1991: „Wessis gucken“

Bei manchen Erinnerungen fällt es mir leichter, von mir in der 3. Person zu schreiben, vielleicht, weil ich eine gewisse Distanz für angebracht halte. So auch bei der folgenden Geschichte:

1991 beschlossen Meta und ihr älterer Sohn Arne, eine zweiwöchige Fahrradtour in den Westen zu unternehmen. Klein-Berti, den Nachkömmling, konnte man schon mal für ein paar Tage in die Obhut der Verwandtschaft geben; wochentags war er ja sowieso in der Kiko (Kinderkombination, heute Kita), zufälligerweise sogar in derselben wie seine Cousine Lisa, und musste nur zusammen mit ihr dort hin gebracht und abgeholt werden; am Wochenende teilten sich Metas Geschwister die Betreuung. Der Ausflug wurde „Wessis gucken“ genannt; keine Ahnung, ob Meta oder Arne den Begriff aufgebracht hatten. Die Tour sollte quer durch die Lüneburger Heide gehn, ein Stück Holland mitnehmen und dann bis hoch an die Nord- und Ostseeküste führen. Meta hatte sich Anfang des Jahres in „Radlers Übernachtungsverzeichnis“ eintragen lassen, eine vom „Allgemeinen Deutschen Fahrradclub“ (ADFC) ins Leben gerufene Einrichtung, die auf dem Prinzip der Gegenseitigkeit beruhte: Man gab durchreisenden Radlern, die ihrerseits im Übernachtungsverzeichnis standen, ein kostenloses Quartier und konnte selbst ein Angebot aus dem Verzeichnis in Anspruch nehmen. Auch die Holländer hatten ein solches Adressbuch für Radler, „Het Groene Boekje“ genannt, das man sich als eingetragener Quartiergeber zuschicken lassen konnte. Bestimmt war in den ersten Jahren die Zahl der Übernachtungen von Ostdeutschen im Westen viel größer als umgekehrt, ja viele ostdeutsche Radler werden sich überhaupt nur registrieren lassen haben, um Hotelkosten zu sparen, und werden davon ausgegangen sein, dass sich die Neugier der westdeutschen Radler auf den Osten in Grenzen hielt und die Wahrscheinlichkeit gering war, als Quartiergeber ausgerechnet wegen einer, sagen wir mal, engen Neubauwohnung am Rande von Guben nachgefragt zu werden. Meta kann für sich in Anspruch nehmen, nicht als einseitige Nutznießerin des Arrangements dazustehn, sondern mehrfach als Gastgeberin in Aktion getreten zu sein. Es mag an dem Namen ihrer Stadt gelegen haben, vielleicht auch an ihrem Doktortitel, dass sich hin und wieder ein westdeutscher Radler ihre Adresse herauspickte. Brandenburg, die Stadt, die dem Bundesland und dem berühmtesten Tor von Berlin seinen Namen gab, weckte gelegentlich Interesse; auch von der Regattastrecke am Beetzsee hatte mancher Sportschau-Konsument schon gehört.

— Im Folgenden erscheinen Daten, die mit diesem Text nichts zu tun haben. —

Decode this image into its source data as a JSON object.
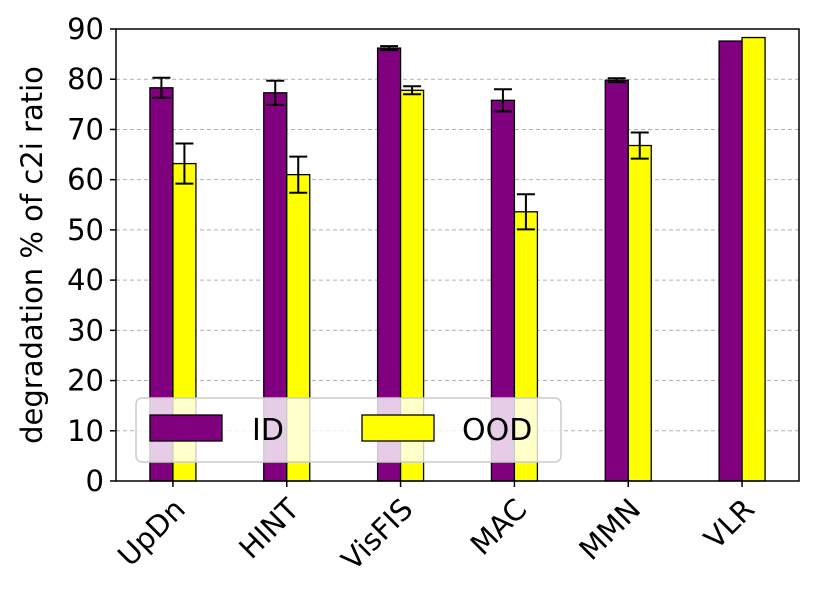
{
  "chart_data": {
    "type": "bar",
    "title": "",
    "xlabel": "",
    "ylabel": "degradation % of c2i ratio",
    "ylim": [
      0,
      90
    ],
    "yticks": [
      0,
      10,
      20,
      30,
      40,
      50,
      60,
      70,
      80,
      90
    ],
    "grid": "horizontal dashed",
    "legend_position": "bottom-left",
    "categories": [
      "UpDn",
      "HINT",
      "VisFIS",
      "MAC",
      "MMN",
      "VLR"
    ],
    "series": [
      {
        "name": "ID",
        "color": "#800080",
        "values": [
          78.3,
          77.3,
          86.2,
          75.8,
          79.8,
          87.6
        ],
        "errors": [
          2.0,
          2.4,
          0.4,
          2.2,
          0.4,
          null
        ]
      },
      {
        "name": "OOD",
        "color": "#ffff00",
        "values": [
          63.2,
          61.0,
          77.8,
          53.6,
          66.8,
          88.3
        ],
        "errors": [
          4.0,
          3.6,
          0.8,
          3.5,
          2.6,
          null
        ]
      }
    ]
  }
}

Natürlich spielte bei der unorthodoxen Übernachtungsidee auch für Meta der Gedanke eine Rolle, dass die Reise auf diese Weise sehr kostengünstig war. Die Währungsunion war kaum ein Jahr alt, man war ans Westgeld-Ausgeben noch nicht gewöhnt und Metas schmaler Geldbeutel – sie schrieb damals gerade an ihrer Habilarbeit und bekam nur ein Stipendium – tat sein Übriges. Aber mindestens genauso stark war ihr Motiv, sich anderen Lebensweisen auf die höchstpersönliche Tour zu nähern.

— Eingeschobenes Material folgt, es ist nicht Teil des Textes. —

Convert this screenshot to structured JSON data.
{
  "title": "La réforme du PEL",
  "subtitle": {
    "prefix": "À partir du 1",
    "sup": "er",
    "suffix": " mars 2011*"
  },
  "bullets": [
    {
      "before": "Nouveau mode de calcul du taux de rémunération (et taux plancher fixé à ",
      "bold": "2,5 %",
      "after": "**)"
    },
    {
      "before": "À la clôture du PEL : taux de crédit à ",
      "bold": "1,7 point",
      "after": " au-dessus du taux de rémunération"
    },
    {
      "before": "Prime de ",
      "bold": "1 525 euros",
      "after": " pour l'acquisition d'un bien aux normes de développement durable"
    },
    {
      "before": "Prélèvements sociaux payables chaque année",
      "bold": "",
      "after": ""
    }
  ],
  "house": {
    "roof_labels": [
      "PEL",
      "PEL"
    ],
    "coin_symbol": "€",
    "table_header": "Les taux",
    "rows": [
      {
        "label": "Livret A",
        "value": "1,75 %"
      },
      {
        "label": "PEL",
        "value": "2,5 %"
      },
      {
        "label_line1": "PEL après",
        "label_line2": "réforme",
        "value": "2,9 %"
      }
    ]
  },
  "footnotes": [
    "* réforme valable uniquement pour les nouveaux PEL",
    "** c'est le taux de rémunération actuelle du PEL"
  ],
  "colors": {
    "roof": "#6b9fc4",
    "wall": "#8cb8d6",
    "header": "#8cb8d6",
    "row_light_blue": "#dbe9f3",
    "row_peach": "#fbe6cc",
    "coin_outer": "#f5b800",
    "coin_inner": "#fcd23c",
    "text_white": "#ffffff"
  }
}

Die Erlebnisse von Meta und Arne mit den Quartiergebern waren denn auch wie ein Crashkurs in bundesdeutscher bzw. holländischer Mentalität, aber in der Regel durchaus angenehm. Als Übernachtungsplätze wurden Bodenkammern, ausgebaute Kellerräume, Wohnwagen, Gästezimmer und momentan freie WG-Betten angeboten, meist auch ein Abendbrot und ein Frühstück. Die Leute waren Sozialarbeiter, Lehrer, Handwerker mit Familienbetrieb, agile Rentner, frühpensionierte Beamte, Hausfrauen oder Studenten; auch ein Kommissar und ein Tierarzt waren dabei; allesamt leidenschaftliche, kontaktfreudige Pedalritter. Ausgesprochene Krösusse gehörten nicht dazu, die Schlafplatz-Anbieter kamen eher aus der links-grün-alternativen Ecke – bis auf eine Familie, und die macht Meta in der Erinnerung noch immer zu schaffen.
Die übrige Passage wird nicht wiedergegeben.